Follows [Keep a Changelog](https://keepachangelog.com/en/1.1.0/) conventions.
---
## [Unreleased]
### Removed
- **Hotels hub and Chatbots hub** — homepage shortcuts, `/hotels`, `/chatbots`, `/api/chatbot-chat`, and related templates/modules removed. The **Research Assistant** on search results (`/api/chat`, results-page panel) is unchanged.
### Added
- **Developer CLI** — [`cli/`](cli/) ships `abbieysearch-cli` (global binary `abbiey`): builds `/search` URLs with depth/evidence/style flags, ImgOps shortcuts, `--json` / `--stdin` automation, shell completions, and `abbiey doctor`. Documented in [`cli/README.md`](cli/README.md).
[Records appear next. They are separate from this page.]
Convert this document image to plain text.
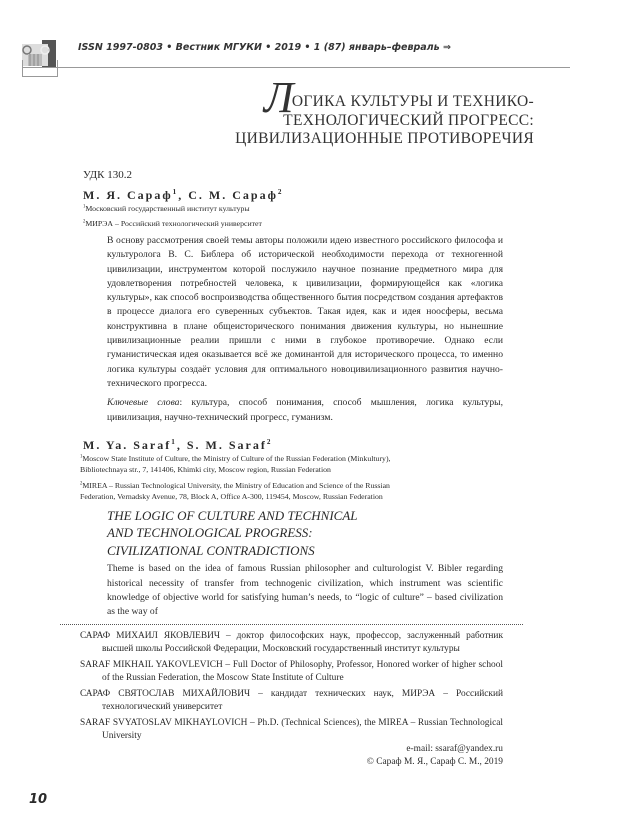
ISSN 1997-0803 • Вестник МГУКИ • 2019 • 1 (87) январь–февраль ⇒
ЛОГИКА КУЛЬТУРЫ И ТЕХНИКО-
ТЕХНОЛОГИЧЕСКИЙ ПРОГРЕСС:
ЦИВИЛИЗАЦИОННЫЕ ПРОТИВОРЕЧИЯ
УДК 130.2
М. Я. Сараф$^1$, С. М. Сараф$^2$
$^1$Московский государственный институт культуры
$^2$МИРЭА – Российский технологический университет
В основу рассмотрения своей темы авторы положили идею известного российского философа и культуролога В. С. Библера об исторической необходимости перехода от техногенной цивилизации, инструментом которой послужило научное познание предметного мира для удовлетворения потребностей человека, к цивилизации, формирующейся как «логика культуры», как способ воспроизводства общественного бытия посредством создания артефактов в процессе диалога его суверенных субъектов. Такая идея, как и идея ноосферы, весьма конструктивна в плане общеисторического понимания движения культуры, но нынешние цивилизационные реалии пришли с ними в глубокое противоречие. Однако если гуманистическая идея оказывается всё же доминантой для исторического процесса, то именно логика культуры создаёт условия для оптимального новоцивилизационного развития научно-технического прогресса.
Ключевые слова: культура, способ понимания, способ мышления, логика культуры, цивилизация, научно-технический прогресс, гуманизм.
M. Ya. Saraf$^1$, S. M. Saraf$^2$
$^1$Moscow State Institute of Culture, the Ministry of Culture of the Russian Federation (Minkultury),
Bibliotechnaya str., 7, 141406, Khimki city, Moscow region, Russian Federation
$^2$MIREA – Russian Technological University, the Ministry of Education and Science of the Russian
Federation, Vernadsky Avenue, 78, Block A, Office A-300, 119454, Moscow, Russian Federation
THE LOGIC OF CULTURE AND TECHNICAL
AND TECHNOLOGICAL PROGRESS:
CIVILIZATIONAL CONTRADICTIONS
Theme is based on the idea of famous Russian philosopher and culturologist V. Bibler regarding historical necessity of transfer from technogenic civilization, which instrument was scientific knowledge of objective world for satisfying human’s needs, to “logic of culture” – based civilization as the way of
САРАФ МИХАИЛ ЯКОВЛЕВИЧ – доктор философских наук, профессор, заслуженный работник высшей школы Российской Федерации, Московский государственный институт культуры
SARAF MIKHAIL YAKOVLEVICH – Full Doctor of Philosophy, Professor, Honored worker of higher school of the Russian Federation, the Moscow State Institute of Culture
САРАФ СВЯТОСЛАВ МИХАЙЛОВИЧ – кандидат технических наук, МИРЭА – Российский технологический университет
SARAF SVYATOSLAV MIKHAYLOVICH – Ph.D. (Technical Sciences), the MIREA – Russian Technological University
e-mail: ssaraf@yandex.ru
© Сараф М. Я., Сараф С. М., 2019
10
### Added — reviewer remediation (2026-04-22)
- **Image upload via Supabase Storage** — `POST /api/reverse-image` now hosts user uploads in a private `reverse-image-uploads` bucket for ~60 seconds (signed URL) and cleans up after the lookup. A Supabase pg_cron job sweeps any stragglers every 5 minutes. `SITE_URL` is no longer required for image upload when Supabase is configured. Migration in [`supabase/migrations/20260422100000_reverse_image_uploads.sql`](supabase/migrations/20260422100000_reverse_image_uploads.sql).
- **Chunked, resumable bot crawls** — `search_bots.crawl_bot_pages_step` replaces the old "crawl everything in one synchronous request" path. `POST /api/user/search-bots/<id>/crawl` now enqueues a job and runs a 3-page chunk inline; a GitHub Actions worker (`.github/workflows/bot-crawl-worker.yml`) ticks `/admin/api/bot-crawl-step` every 5 minutes to drain the queue. New `GET /api/user/search-bots/<id>/status` and UI polling. Per-page timeout dropped from 12s → 6s. `vercel.json` `maxDuration` bumped to 60s.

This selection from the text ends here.